I’ve saved my best recent story about boldness for last. It comes from the Kids’ Chicken Barbeque Cookoff at the County Fair last Friday. My 10-year old was competing in this event for the first time. Her sister had participated over the past 4 summers, so we know a lot about how the cookoff works. It’s about hot coals, grill marks, and tasty, juicy chicken cooked beyond 160 degrees. It’s also about orchestrating a lot of steps in a pressure-packed competitive outdoor environment at a young age. Stressful, indeed.
My youngest was keeping her cool incredibly well, despite the blazing heat.
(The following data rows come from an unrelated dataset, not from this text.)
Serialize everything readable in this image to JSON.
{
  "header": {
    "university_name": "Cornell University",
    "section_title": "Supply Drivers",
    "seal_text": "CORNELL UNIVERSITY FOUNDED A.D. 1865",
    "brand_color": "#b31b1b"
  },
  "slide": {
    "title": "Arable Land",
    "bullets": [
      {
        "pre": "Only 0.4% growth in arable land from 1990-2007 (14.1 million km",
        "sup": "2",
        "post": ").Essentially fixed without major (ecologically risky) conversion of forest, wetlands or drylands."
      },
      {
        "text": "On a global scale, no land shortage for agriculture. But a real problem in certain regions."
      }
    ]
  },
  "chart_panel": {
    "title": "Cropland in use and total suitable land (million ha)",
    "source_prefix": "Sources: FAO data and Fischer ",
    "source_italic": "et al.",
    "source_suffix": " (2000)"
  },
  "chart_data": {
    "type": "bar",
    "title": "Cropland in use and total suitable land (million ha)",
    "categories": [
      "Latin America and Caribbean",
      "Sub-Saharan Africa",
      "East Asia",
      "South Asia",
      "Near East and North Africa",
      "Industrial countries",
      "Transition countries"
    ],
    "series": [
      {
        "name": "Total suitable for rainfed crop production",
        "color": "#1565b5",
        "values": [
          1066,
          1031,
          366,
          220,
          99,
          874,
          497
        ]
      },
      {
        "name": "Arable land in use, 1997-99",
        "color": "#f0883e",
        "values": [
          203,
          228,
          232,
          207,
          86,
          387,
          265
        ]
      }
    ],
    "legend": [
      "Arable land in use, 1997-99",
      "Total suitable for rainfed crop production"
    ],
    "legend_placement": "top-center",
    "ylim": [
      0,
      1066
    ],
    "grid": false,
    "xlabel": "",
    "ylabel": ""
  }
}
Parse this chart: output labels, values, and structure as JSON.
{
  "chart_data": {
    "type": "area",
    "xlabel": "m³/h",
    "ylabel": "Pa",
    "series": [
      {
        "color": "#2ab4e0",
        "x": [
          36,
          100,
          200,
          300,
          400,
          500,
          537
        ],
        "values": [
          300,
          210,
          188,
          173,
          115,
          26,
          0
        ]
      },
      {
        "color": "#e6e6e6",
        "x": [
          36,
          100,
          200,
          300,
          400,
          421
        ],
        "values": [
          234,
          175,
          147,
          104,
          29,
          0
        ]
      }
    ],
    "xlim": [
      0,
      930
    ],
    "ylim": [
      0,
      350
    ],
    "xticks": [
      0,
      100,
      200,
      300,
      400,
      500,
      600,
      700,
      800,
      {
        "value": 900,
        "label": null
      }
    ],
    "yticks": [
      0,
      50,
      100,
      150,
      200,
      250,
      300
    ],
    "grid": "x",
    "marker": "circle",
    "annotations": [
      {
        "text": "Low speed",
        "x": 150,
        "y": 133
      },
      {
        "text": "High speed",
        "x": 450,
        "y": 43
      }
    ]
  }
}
That was until half her chicken went promptly from the grill to her cutting board to the ground. Instantly, tears spilled down her hot, rosy, famously round cheeks. From the cheering section, we shouted words of encouragement – “It’s okay! Keep going.”
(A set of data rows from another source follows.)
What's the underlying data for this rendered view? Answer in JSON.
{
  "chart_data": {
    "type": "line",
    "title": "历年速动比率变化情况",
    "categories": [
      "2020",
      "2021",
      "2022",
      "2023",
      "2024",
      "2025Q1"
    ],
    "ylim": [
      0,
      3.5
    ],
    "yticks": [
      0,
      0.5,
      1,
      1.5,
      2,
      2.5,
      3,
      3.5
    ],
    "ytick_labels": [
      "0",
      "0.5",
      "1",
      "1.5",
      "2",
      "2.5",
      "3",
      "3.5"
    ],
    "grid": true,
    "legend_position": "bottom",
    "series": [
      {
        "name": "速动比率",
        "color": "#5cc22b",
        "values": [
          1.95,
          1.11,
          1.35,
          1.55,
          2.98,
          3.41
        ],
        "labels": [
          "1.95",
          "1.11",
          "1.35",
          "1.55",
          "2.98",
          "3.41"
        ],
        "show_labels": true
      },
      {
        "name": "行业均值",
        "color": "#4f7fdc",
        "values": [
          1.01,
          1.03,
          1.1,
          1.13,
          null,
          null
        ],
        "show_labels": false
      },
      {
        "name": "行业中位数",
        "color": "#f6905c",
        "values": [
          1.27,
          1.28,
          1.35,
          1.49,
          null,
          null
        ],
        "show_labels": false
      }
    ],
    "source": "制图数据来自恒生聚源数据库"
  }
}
Meanwhile, my close friend who I call Mel B. was there for support like she is every year, and she asked me what we were going to do with that chicken breast in the grass. “I don’t really know,” I replied. And with that, she stood up, walked over, and picked it up off the ground. As she came up with that chicken in her hand, the professional grilling judge noticed her out of the corner of his eye.
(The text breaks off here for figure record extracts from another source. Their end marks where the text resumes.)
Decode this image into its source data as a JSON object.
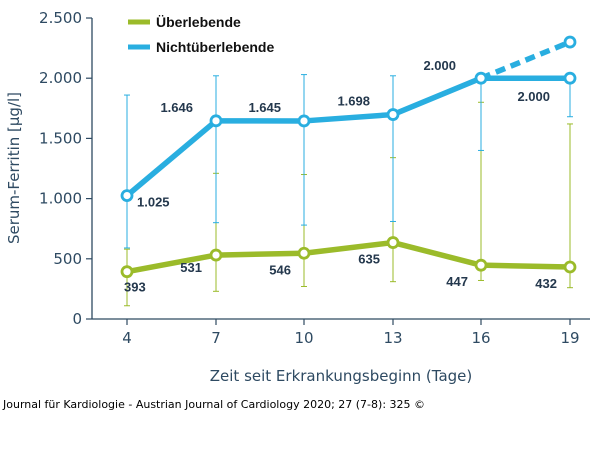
{
  "chart_data": {
    "type": "line",
    "title": "",
    "xlabel": "Zeit seit Erkrankungsbeginn (Tage)",
    "ylabel": "Serum-Ferritin [µg/l]",
    "x": [
      4,
      7,
      10,
      13,
      16,
      19
    ],
    "x_tick_labels": [
      "4",
      "7",
      "10",
      "13",
      "16",
      "19"
    ],
    "ylim": [
      0,
      2500
    ],
    "y_ticks": [
      0,
      500,
      1000,
      1500,
      2000,
      2500
    ],
    "y_tick_labels": [
      "0",
      "500",
      "1.000",
      "1.500",
      "2.000",
      "2.500"
    ],
    "legend_position": "top-left",
    "series": [
      {
        "name": "Überlebende",
        "color": "#9bbb2a",
        "values": [
          393,
          531,
          546,
          635,
          447,
          432
        ],
        "point_labels": [
          "393",
          "531",
          "546",
          "635",
          "447",
          "432"
        ],
        "error_upper": [
          580,
          1210,
          1200,
          1340,
          1800,
          1620
        ],
        "error_lower": [
          110,
          230,
          270,
          310,
          320,
          260
        ]
      },
      {
        "name": "Nichtüberlebende",
        "color": "#29aee0",
        "values": [
          1025,
          1646,
          1645,
          1698,
          2000,
          2000
        ],
        "point_labels": [
          "1.025",
          "1.646",
          "1.645",
          "1.698",
          "2.000",
          "2.000"
        ],
        "error_upper": [
          1860,
          2020,
          2030,
          2020,
          2010,
          2000
        ],
        "error_lower": [
          590,
          800,
          780,
          810,
          1400,
          1680
        ],
        "extension_dashed": {
          "x": 19,
          "value": 2300
        }
      }
    ]
  },
  "source_note": "Journal für Kardiologie - Austrian Journal of Cardiology 2020; 27 (7-8): 325 ©"
}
“What are you going to do with that?” he asked her.
She froze. She was busted. She stood there and stared at him for a few seconds contemplating what to tell him.
Then, matter of factly, she responded, “I’m going to go wash it off. Then I’m going to eat it.”
“Good. That’s exactly what I would do,” he answered.
That’s what happened next. Mel rinsed off the chicken inside and laid it back on my daughter’s charcoal grill where it sizzled happily.
Sometimes in life, you accidentally dump your chicken on the ground and you think it’s all over, then that same life surprises you an hour later with a purple ribbon. My daughter won her division as the Champion Beginner BBQ’er that morning. She received kudos from the judge for her perseverance under challenging circumstances. In fact, he asked her to share the story with the crowd about what had happened at her station: how the chicken had fallen onto the ground and how she/we/Mel B. boldly saved it and cooked it anyway. All of us who were there as part of this experience will not soon forget it.